In Norway this sometimes happens. We have a ton of toilet paper (!) at the moment, pushed on us by some colleague for her daughter's school trip.
posted by Harald74 at 4:41 AM on December 12, 2012

I live in England and, although I've never encountered kids selling things for their schools, there have certainly been plenty of other fund raisers.

Two different nurseries that my kids went to participated in "Book People"-- a group that sells discounted books (for children and adults), with the school getting a cut.

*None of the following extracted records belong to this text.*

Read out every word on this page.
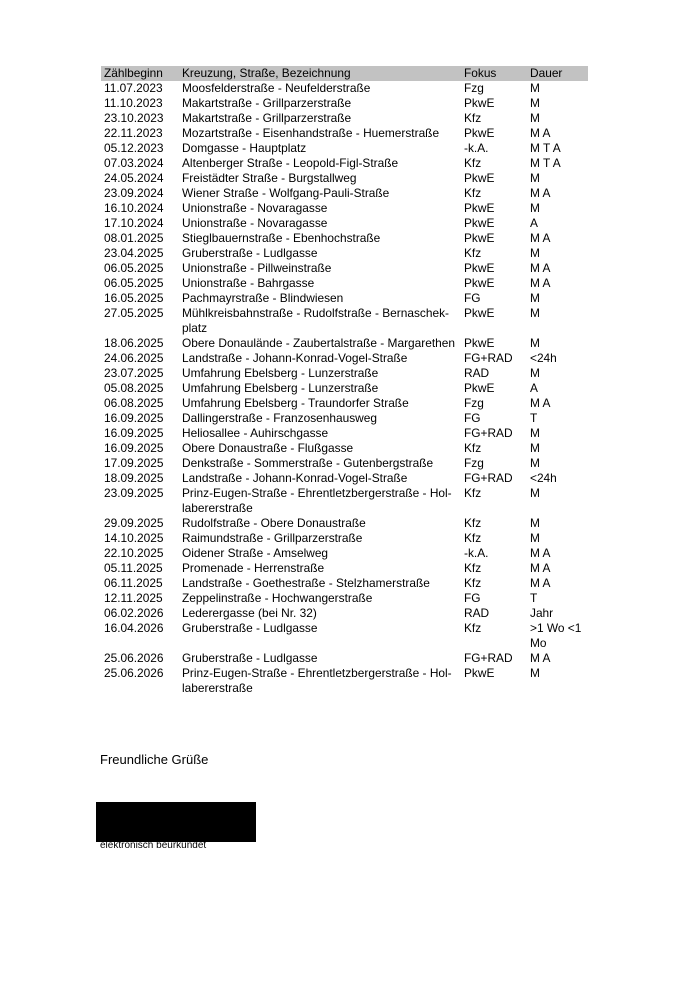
Zählbeginn	Kreuzung, Straße, Bezeichnung	Fokus	Dauer
11.07.2023	Moosfelderstraße - Neufelderstraße	Fzg	M
11.10.2023	Makartstraße - Grillparzerstraße	PkwE	M
23.10.2023	Makartstraße - Grillparzerstraße	Kfz	M
22.11.2023	Mozartstraße - Eisenhandstraße - Huemerstraße	PkwE	M A
05.12.2023	Domgasse - Hauptplatz	-k.A.	M T A
07.03.2024	Altenberger Straße - Leopold-Figl-Straße	Kfz	M T A
24.05.2024	Freistädter Straße - Burgstallweg	PkwE	M
23.09.2024	Wiener Straße - Wolfgang-Pauli-Straße	Kfz	M A
16.10.2024	Unionstraße - Novaragasse	PkwE	M
17.10.2024	Unionstraße - Novaragasse	PkwE	A
08.01.2025	Stieglbauernstraße - Ebenhochstraße	PkwE	M A
23.04.2025	Gruberstraße - Ludlgasse	Kfz	M
06.05.2025	Unionstraße - Pillweinstraße	PkwE	M A
06.05.2025	Unionstraße - Bahrgasse	PkwE	M A
16.05.2025	Pachmayrstraße - Blindwiesen	FG	M
27.05.2025	Mühlkreisbahnstraße - Rudolfstraße - Bernaschek-platz	PkwE	M
18.06.2025	Obere Donaulände - Zaubertalstraße - Margarethen	PkwE	M
24.06.2025	Landstraße - Johann-Konrad-Vogel-Straße	FG+RAD	<24h
23.07.2025	Umfahrung Ebelsberg - Lunzerstraße	RAD	M
05.08.2025	Umfahrung Ebelsberg - Lunzerstraße	PkwE	A
06.08.2025	Umfahrung Ebelsberg - Traundorfer Straße	Fzg	M A
16.09.2025	Dallingerstraße - Franzosenhausweg	FG	T
16.09.2025	Heliosallee - Auhirschgasse	FG+RAD	M
16.09.2025	Obere Donaustraße - Flußgasse	Kfz	M
17.09.2025	Denkstraße - Sommerstraße - Gutenbergstraße	Fzg	M
18.09.2025	Landstraße - Johann-Konrad-Vogel-Straße	FG+RAD	<24h
23.09.2025	Prinz-Eugen-Straße - Ehrentletzbergerstraße - Hol-labererstraße	Kfz	M
29.09.2025	Rudolfstraße - Obere Donaustraße	Kfz	M
14.10.2025	Raimundstraße - Grillparzerstraße	Kfz	M
22.10.2025	Oidener Straße - Amselweg	-k.A.	M A
05.11.2025	Promenade - Herrenstraße	Kfz	M A
06.11.2025	Landstraße - Goethestraße - Stelzhamerstraße	Kfz	M A
12.11.2025	Zeppelinstraße - Hochwangerstraße	FG	T
06.02.2026	Lederergasse (bei Nr. 32)	RAD	Jahr
16.04.2026	Gruberstraße - Ludlgasse	Kfz	>1 Wo <1 Mo
25.06.2026	Gruberstraße - Ludlgasse	FG+RAD	M A
25.06.2026	Prinz-Eugen-Straße - Ehrentletzbergerstraße - Hol-labererstraße	PkwE	M
Freundliche Grüße
elektronisch beurkundet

Also, my local state primary school has enlisted the kids to raise money in various ways. Every kid in school does a little drawing of a particular season; the drawings are combined into a calendar, which is then sold to parents. For the Christmas Fair, kids decorated jars, filled them with goodies, and donated them, and then the school sold them.

Grownups are also asked to participate. Also for the fair, people (and local businesses) donated items -- used items were sold in a big flea market, while other items were auctioned off or raffled. The money goes to the school's "parents and friends" association, which uses them to supplement the school's budget in various ways.
posted by yankeefog at 4:48 AM on December 12, 2012

Another data point for "this never happened whilst I was at school in the UK." And my parents moved a lot so I went to a lot of different schools. We did do some fundraising through sponsored walks and things, but that was always for charity, never the school.